Con lo que aparece en escena el ya jubilado Julio Dormal, un belga que le debía su carrera y ascenso social a la Argentina de un modo muy peculiar. Dormal había llegado a la Argentina como ingeniero y terminó amigo del presidente Sarmiento, que le dio trabajo –buena parte de la realización material del Parque Tres de Febrero es suya– y un consejo filial: que estudie Arquitectura. Dormal le hizo caso, volvió a Europa, consiguió su segundo título y se volvió a estos pagos. Se lo recuerda por haber terminado el Teatro Colón como tercer arquitecto y como diseñador del Salón Dorado, además del afrancesamiento general del edificio. Y se lo recuerda por una larga cadena de edificios particulares y públicos, y por ser un entusiasta temprano de la estructura metálica, que por algo era ingeniero.

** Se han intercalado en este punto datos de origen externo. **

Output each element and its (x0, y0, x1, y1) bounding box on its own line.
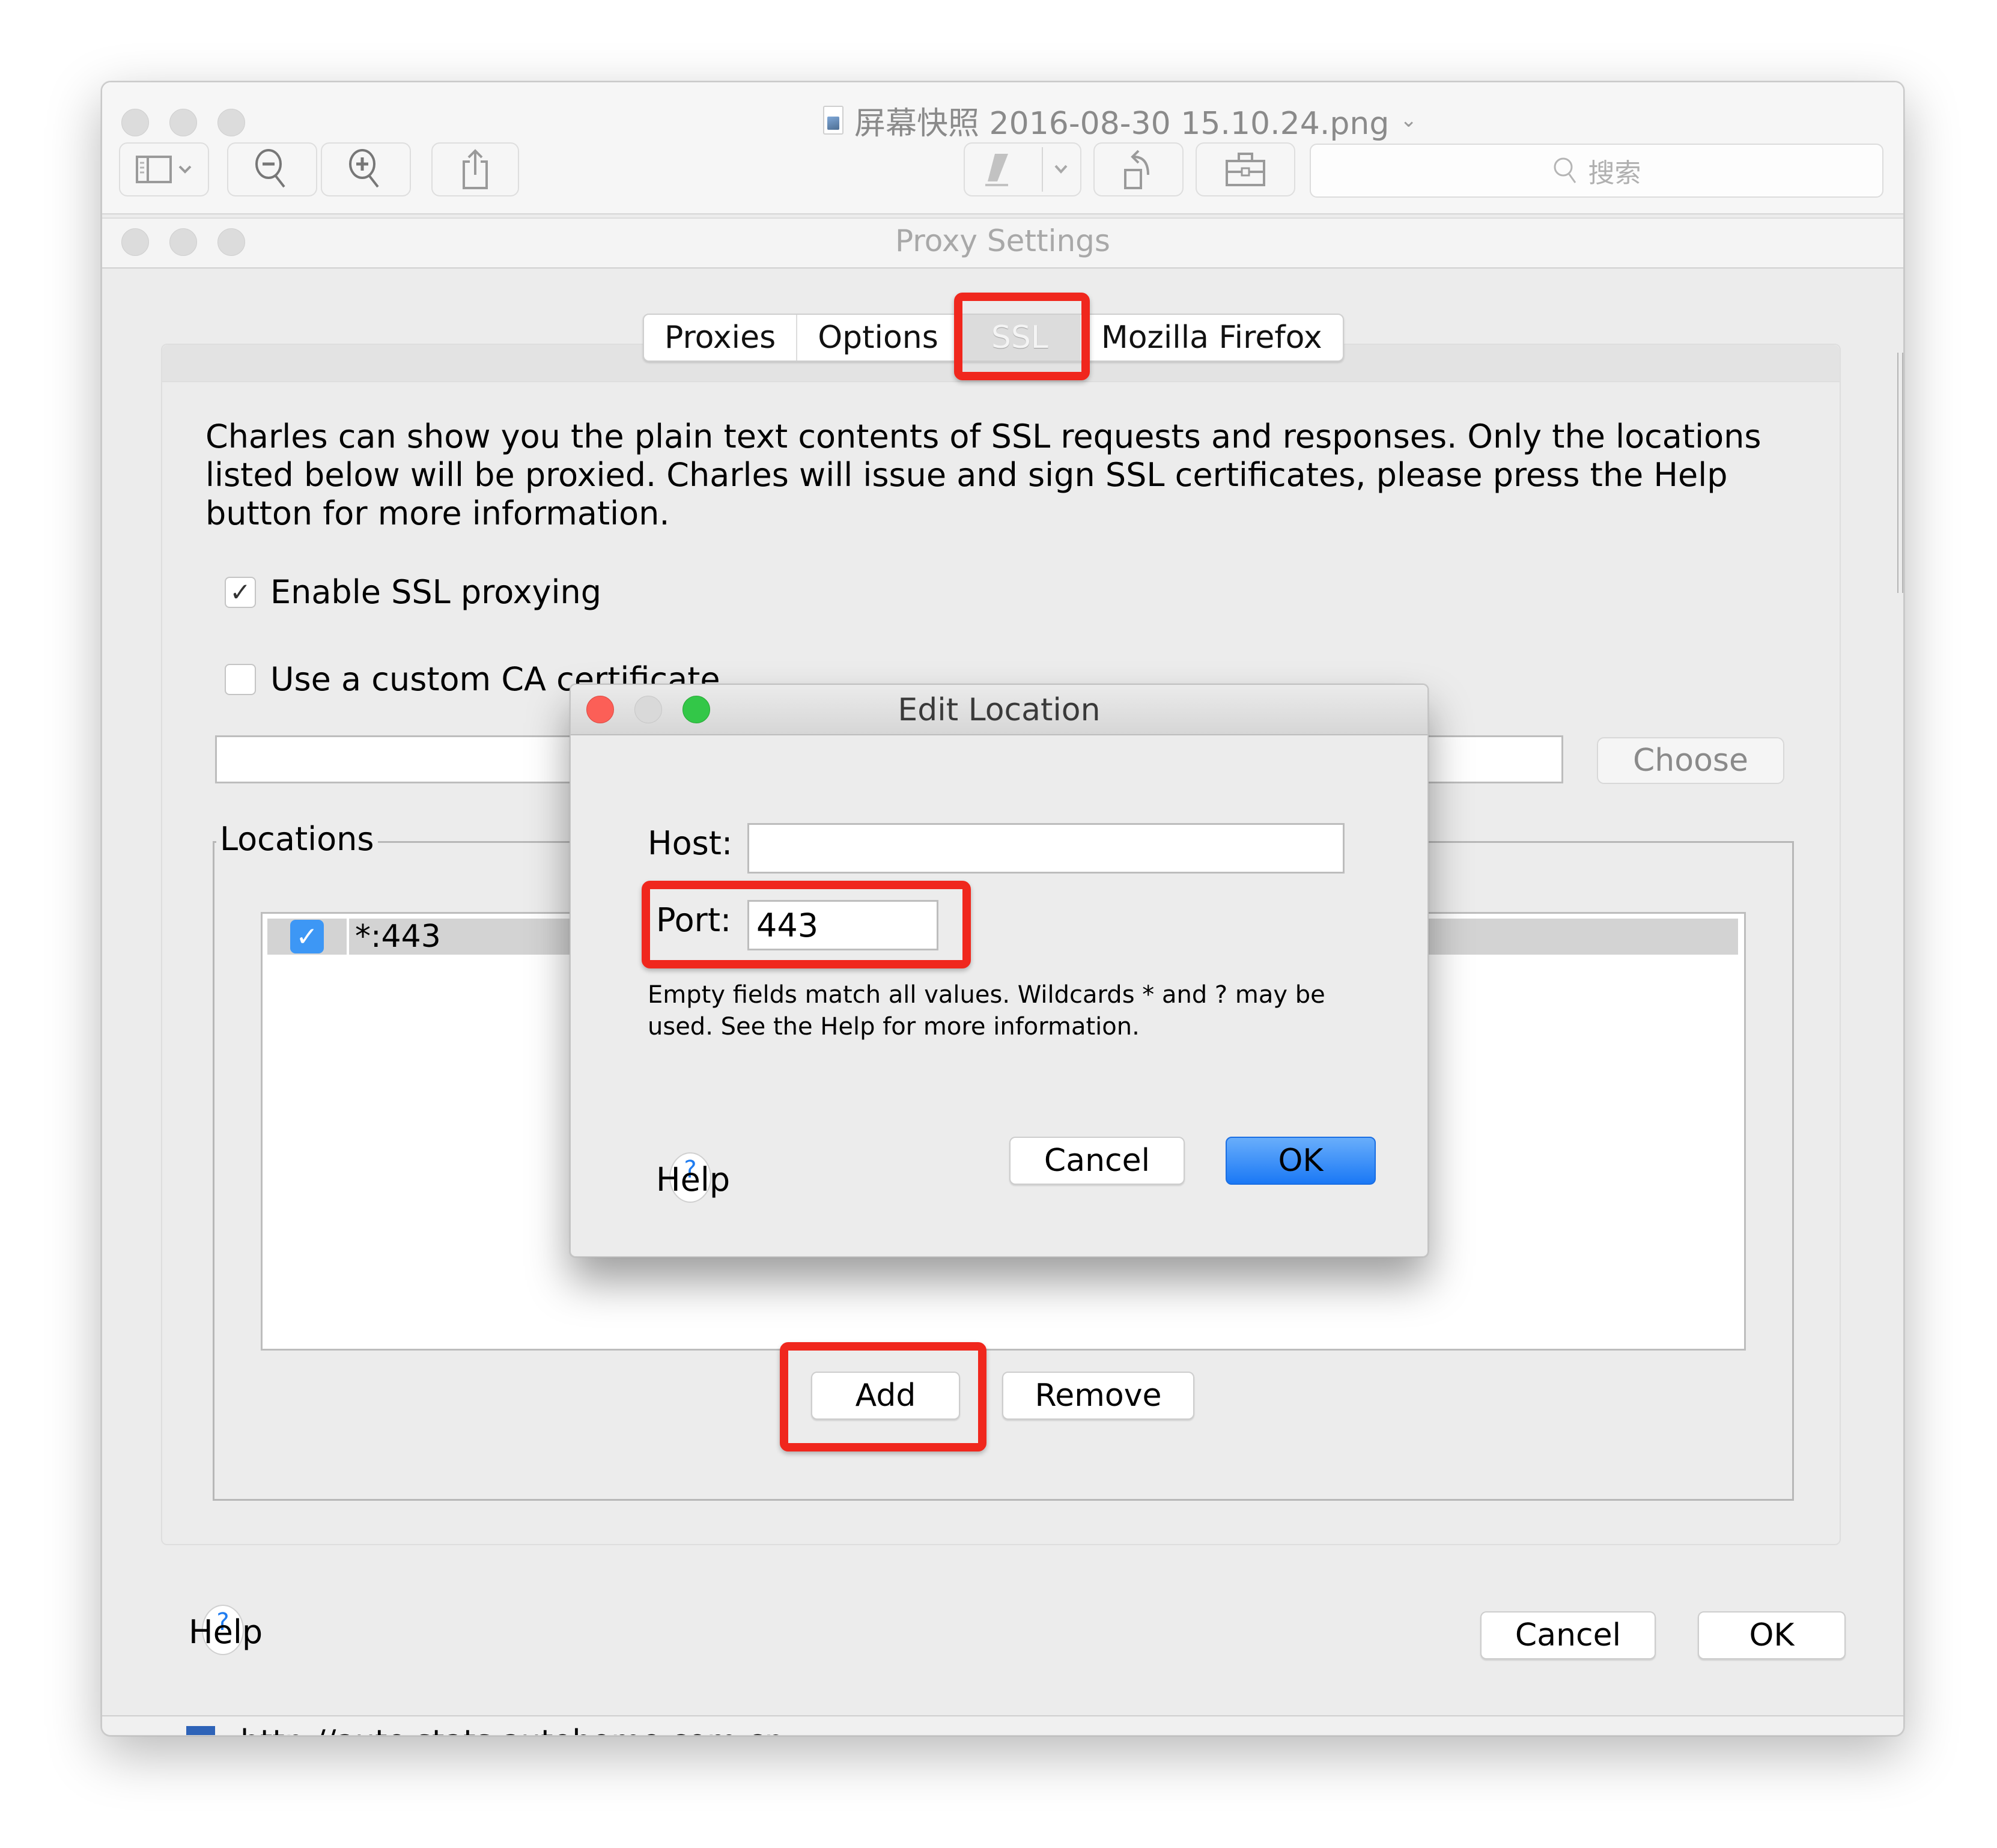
chevron-down-icon (1054, 165, 1068, 174)
zoom-button[interactable] (217, 109, 245, 136)
enable-ssl-proxying-checkbox[interactable]: ✓ (225, 576, 256, 608)
add-button[interactable]: Add (811, 1372, 960, 1420)
background-window-edge (1897, 353, 1903, 593)
host-field[interactable] (747, 823, 1345, 874)
toolbox-button[interactable] (1196, 142, 1295, 196)
minimize-button[interactable] (169, 109, 197, 136)
zoom-in-icon (349, 149, 379, 188)
edit-cancel-button[interactable]: Cancel (1009, 1137, 1185, 1185)
edit-help-button[interactable]: ? Help (656, 1152, 731, 1203)
edit-location-dialog: Edit Location Host: Port: 443 Empty fiel… (570, 684, 1429, 1257)
file-icon (823, 106, 843, 135)
search-placeholder: 搜索 (1588, 158, 1641, 189)
help-label: Help (189, 1613, 263, 1651)
edit-location-titlebar: Edit Location (571, 685, 1427, 735)
sidebar-view-button[interactable] (119, 142, 209, 196)
cancel-button[interactable]: Cancel (1480, 1611, 1656, 1659)
document-title-text: 屏幕快照 2016-08-30 15.10.24.png (854, 105, 1390, 142)
port-field[interactable]: 443 (747, 900, 938, 950)
location-value: *:443 (355, 919, 441, 955)
toolbox-icon (1226, 153, 1265, 186)
search-input[interactable]: 搜索 (1310, 144, 1883, 198)
zoom-out-button[interactable] (227, 142, 317, 196)
edit-location-hint: Empty fields match all values. Wildcards… (648, 981, 1325, 1041)
tab-bar: Proxies Options SSL Mozilla Firefox (643, 314, 1344, 362)
share-button[interactable] (431, 142, 519, 196)
host-label: Host: (648, 824, 733, 862)
ssl-description: Charles can show you the plain text cont… (205, 418, 1761, 532)
edit-help-label: Help (656, 1161, 731, 1199)
close-button[interactable] (121, 109, 149, 136)
request-icon (186, 1726, 215, 1735)
enable-ssl-proxying-label: Enable SSL proxying (270, 573, 601, 611)
rotate-icon (1124, 150, 1149, 189)
zoom-in-button[interactable] (321, 142, 411, 196)
pen-icon (985, 154, 1008, 186)
tab-mozilla-firefox[interactable]: Mozilla Firefox (1081, 315, 1343, 360)
tab-proxies[interactable]: Proxies (644, 315, 798, 360)
edit-ok-button[interactable]: OK (1226, 1137, 1376, 1185)
edit-location-title: Edit Location (898, 692, 1101, 728)
document-title[interactable]: 屏幕快照 2016-08-30 15.10.24.png ⌄ (823, 99, 1417, 142)
tab-ssl[interactable]: SSL (959, 315, 1081, 360)
choose-button[interactable]: Choose (1597, 737, 1784, 784)
preview-titlebar: 屏幕快照 2016-08-30 15.10.24.png ⌄ 搜索 (102, 82, 1903, 214)
ok-button[interactable]: OK (1698, 1611, 1846, 1659)
location-enabled-checkbox[interactable]: ✓ (290, 920, 324, 953)
tab-options[interactable]: Options (797, 315, 960, 360)
proxy-settings-title: Proxy Settings (895, 223, 1110, 258)
markup-button[interactable] (964, 142, 1081, 196)
enable-ssl-proxying-row[interactable]: ✓ Enable SSL proxying (225, 573, 601, 611)
background-request-url: http://auto.stats.autohome.com.cn (240, 1724, 784, 1735)
chevron-down-icon (178, 165, 192, 174)
rotate-button[interactable] (1093, 142, 1184, 196)
port-label: Port: (656, 901, 732, 939)
remove-button[interactable]: Remove (1002, 1372, 1194, 1420)
search-icon (1554, 157, 1576, 183)
location-enabled-cell: ✓ (267, 919, 349, 955)
chevron-down-icon: ⌄ (1400, 108, 1417, 132)
share-icon (463, 149, 488, 189)
zoom-out-icon (255, 149, 285, 188)
background-request-row: http://auto.stats.autohome.com.cn (102, 1715, 1903, 1735)
help-button[interactable]: ? Help (189, 1605, 263, 1655)
locations-legend: Locations (216, 820, 378, 858)
sidebar-icon (136, 156, 172, 183)
custom-ca-checkbox[interactable] (225, 663, 256, 695)
proxy-settings-titlebar: Proxy Settings (102, 217, 1903, 269)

Para cuando Pereda lo llama, en 1920, Dormal se dedicaba a una agradable vida social de amigo del quién es quién porteño. No se niega al pedido del amigo y así arranca la obra. Pereda tenía más que en claro qué casa quería y el trabajo comenzó hasta con la foto de un edificio que ambos, cliente y arquitecto, conocían bien: el Hotel André en el boulevard Haussmann de París. André y sobre todo su mujer madame Jacquémart eran formidables coleccionistas de arte y mobiliario histórico, con lo que su residencia puede visitarse hoy como museo.

Quien lo haga sufrirá un déjà vu fortísimo, porque el parecido exterior de los edificios es total. Ambos tienen el mismo basamento con entradas en los extremos, ambos se retiran para dejar una promenade privada a la altura del primer piso, ambos articulan sus frentes con pilastras monumentales, ambos se restringen con paños laterales que se proyectan, ambos ganan movimiento con su volumen central curvado y ambos rematan sus mansardas con ángulos bajos y una cúpula achatada. De hecho, las adaptaciones son al terreno, con una escala algo menor que forzó un cierto estrechamiento, pero el concepto es idéntico.

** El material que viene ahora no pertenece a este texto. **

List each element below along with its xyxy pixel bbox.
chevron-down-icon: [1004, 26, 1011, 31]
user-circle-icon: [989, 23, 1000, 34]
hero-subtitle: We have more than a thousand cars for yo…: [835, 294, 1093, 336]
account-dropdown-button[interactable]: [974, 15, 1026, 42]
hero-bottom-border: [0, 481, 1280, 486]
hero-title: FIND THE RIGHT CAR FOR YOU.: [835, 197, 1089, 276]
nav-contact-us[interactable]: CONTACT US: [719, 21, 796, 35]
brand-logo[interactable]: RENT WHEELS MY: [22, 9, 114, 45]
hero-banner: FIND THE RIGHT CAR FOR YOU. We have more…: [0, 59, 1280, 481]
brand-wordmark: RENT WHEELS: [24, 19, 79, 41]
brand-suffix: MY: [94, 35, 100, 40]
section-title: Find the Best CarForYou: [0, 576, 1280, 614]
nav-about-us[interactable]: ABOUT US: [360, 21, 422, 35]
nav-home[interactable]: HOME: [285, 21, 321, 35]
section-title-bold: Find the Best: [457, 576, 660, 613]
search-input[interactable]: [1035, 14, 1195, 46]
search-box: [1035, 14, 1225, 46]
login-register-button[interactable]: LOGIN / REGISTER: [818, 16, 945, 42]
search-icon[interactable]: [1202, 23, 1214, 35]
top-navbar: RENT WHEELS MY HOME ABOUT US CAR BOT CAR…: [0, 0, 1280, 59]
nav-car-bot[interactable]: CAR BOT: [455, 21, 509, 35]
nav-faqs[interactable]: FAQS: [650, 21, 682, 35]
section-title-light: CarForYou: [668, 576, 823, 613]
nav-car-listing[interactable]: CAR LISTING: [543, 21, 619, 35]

Por supuesto, hay una gran diferencia material entre un palacio francés del Segundo Imperio y una residencia argentina estrenada en 1924. El original es de piedra, el porteño exhibe ese material sólo en el basamento, con el resto en nuestro típico cemento símil piedra. Y donde los interiores parisinos abundan en mármoles, los porteños son un homenaje tridimensional al dominio del estuco. La fachada posterior es también diferente, con una escalinata mucho más importante que la parisina y un diseño distinto.

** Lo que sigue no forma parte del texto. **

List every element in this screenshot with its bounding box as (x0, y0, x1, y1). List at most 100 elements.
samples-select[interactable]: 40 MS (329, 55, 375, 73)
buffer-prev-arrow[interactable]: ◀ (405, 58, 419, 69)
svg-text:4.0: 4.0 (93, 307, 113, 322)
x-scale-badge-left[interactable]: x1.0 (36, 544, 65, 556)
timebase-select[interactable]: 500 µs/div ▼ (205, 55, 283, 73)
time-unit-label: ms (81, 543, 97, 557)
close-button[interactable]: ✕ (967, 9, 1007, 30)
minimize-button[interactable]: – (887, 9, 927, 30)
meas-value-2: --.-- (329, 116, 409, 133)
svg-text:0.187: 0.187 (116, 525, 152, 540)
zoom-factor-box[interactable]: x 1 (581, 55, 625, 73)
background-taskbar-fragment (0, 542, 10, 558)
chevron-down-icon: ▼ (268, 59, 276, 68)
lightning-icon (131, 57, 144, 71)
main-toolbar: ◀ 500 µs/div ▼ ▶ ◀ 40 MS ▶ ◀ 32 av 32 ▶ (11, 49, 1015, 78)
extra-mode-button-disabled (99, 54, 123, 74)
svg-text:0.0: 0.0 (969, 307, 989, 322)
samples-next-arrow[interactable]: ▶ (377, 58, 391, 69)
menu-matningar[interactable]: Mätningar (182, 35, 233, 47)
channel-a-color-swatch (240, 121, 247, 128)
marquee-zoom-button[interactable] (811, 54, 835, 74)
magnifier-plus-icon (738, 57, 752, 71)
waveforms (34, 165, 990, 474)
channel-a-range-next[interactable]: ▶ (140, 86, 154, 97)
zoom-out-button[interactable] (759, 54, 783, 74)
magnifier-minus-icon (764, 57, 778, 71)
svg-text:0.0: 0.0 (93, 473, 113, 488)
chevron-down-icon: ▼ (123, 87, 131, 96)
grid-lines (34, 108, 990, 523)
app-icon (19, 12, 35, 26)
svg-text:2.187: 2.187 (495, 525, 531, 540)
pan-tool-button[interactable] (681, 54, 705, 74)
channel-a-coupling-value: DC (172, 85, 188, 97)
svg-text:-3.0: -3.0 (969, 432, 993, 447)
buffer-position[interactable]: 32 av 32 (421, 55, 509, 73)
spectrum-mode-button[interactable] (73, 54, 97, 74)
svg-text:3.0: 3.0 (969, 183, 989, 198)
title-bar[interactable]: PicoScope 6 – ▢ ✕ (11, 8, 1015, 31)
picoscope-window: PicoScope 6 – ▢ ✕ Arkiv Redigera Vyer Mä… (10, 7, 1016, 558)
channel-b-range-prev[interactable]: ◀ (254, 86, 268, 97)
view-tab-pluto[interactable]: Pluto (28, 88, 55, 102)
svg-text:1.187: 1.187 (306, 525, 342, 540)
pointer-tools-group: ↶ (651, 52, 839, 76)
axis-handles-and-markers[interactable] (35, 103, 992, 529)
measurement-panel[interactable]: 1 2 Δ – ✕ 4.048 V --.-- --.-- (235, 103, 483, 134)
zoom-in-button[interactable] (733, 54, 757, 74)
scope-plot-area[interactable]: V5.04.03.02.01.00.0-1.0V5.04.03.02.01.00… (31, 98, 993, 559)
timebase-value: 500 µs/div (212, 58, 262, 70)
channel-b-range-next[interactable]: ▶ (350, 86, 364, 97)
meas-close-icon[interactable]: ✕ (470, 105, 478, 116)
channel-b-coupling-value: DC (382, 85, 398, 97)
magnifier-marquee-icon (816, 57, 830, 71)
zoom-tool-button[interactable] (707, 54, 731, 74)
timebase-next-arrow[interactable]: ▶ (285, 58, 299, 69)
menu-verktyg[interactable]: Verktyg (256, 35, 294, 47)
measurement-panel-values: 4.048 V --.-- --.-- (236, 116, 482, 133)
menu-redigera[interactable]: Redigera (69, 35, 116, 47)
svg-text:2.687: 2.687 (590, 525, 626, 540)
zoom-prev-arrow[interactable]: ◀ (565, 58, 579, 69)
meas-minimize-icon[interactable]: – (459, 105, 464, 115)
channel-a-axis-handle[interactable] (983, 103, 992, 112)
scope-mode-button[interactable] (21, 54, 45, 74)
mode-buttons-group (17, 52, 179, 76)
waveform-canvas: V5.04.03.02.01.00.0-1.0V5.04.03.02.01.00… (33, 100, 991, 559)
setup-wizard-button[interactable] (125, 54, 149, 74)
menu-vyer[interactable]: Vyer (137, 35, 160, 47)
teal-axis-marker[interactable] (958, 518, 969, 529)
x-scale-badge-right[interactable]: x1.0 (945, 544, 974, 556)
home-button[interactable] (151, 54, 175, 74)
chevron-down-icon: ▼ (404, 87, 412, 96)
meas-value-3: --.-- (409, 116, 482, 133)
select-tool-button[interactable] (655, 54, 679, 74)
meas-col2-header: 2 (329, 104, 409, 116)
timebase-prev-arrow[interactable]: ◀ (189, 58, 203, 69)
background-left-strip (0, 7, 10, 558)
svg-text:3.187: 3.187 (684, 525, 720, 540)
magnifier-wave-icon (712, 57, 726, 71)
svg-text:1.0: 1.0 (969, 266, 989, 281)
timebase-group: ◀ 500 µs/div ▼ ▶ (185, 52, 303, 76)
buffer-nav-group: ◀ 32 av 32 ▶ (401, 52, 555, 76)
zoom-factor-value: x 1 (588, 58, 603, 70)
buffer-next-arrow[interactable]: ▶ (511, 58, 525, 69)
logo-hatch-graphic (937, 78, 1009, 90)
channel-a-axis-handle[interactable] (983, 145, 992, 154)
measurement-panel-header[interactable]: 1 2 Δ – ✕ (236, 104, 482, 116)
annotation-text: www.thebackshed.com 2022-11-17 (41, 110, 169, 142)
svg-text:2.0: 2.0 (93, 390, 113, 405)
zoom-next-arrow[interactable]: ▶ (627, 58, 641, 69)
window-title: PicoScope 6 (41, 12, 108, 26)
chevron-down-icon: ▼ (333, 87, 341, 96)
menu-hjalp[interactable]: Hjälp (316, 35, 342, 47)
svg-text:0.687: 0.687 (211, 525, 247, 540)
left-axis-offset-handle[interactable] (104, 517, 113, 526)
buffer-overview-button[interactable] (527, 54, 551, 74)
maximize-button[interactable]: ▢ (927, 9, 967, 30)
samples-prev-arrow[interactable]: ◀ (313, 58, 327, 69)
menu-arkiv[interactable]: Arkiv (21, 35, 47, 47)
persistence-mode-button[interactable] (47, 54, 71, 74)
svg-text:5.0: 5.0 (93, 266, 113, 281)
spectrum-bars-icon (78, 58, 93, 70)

La reciente restauración llevada a cabo por los brasileños se concentró en el corazón de la residencia, el acceso y los maravillosos salones del primer piso. Entrar al palacio significa encontrarse en un vestíbulo que atraviesa el edificio hasta el jardín, completamente realizado en un símil piedra muy cálido, con muchos ornamentos, un cañón aplanado de bóveda y unas columnas de cuerpo verde y fuste metalizado que evitan la monocromía. De allí se accede al hall de acceso, de un color tabaco claro y completamente realizado en estucados magistrales, con pavimento de buena piedra clara. Luego se sube por una escalinata alojada en un tubo amplio, luminoso, elegante, completamente recubierto de estuco, con una baranda francesa de primera agua.

Esta procesión ascendente lleva a una suerte de cielo, que es el gran hall del palacio, un ámbito realmente notable y seguramente único en esta ciudad. El trabajo de decoración de interiores de la casa Jansen –fundada en París en 1880 y con sucursal argentina desde 1905– es un impecable caso de dieciochismo adaptado. Aquí los estucos van del crema pálido al verde con fuertes venas marrones, en una perfectísima imitación del mármol. Abundan los oros discretos y hasta hay máscaras, ese motivo ornamental tan raro en los interiores argentinos. Pero la joya se encuentra al levantar la vista.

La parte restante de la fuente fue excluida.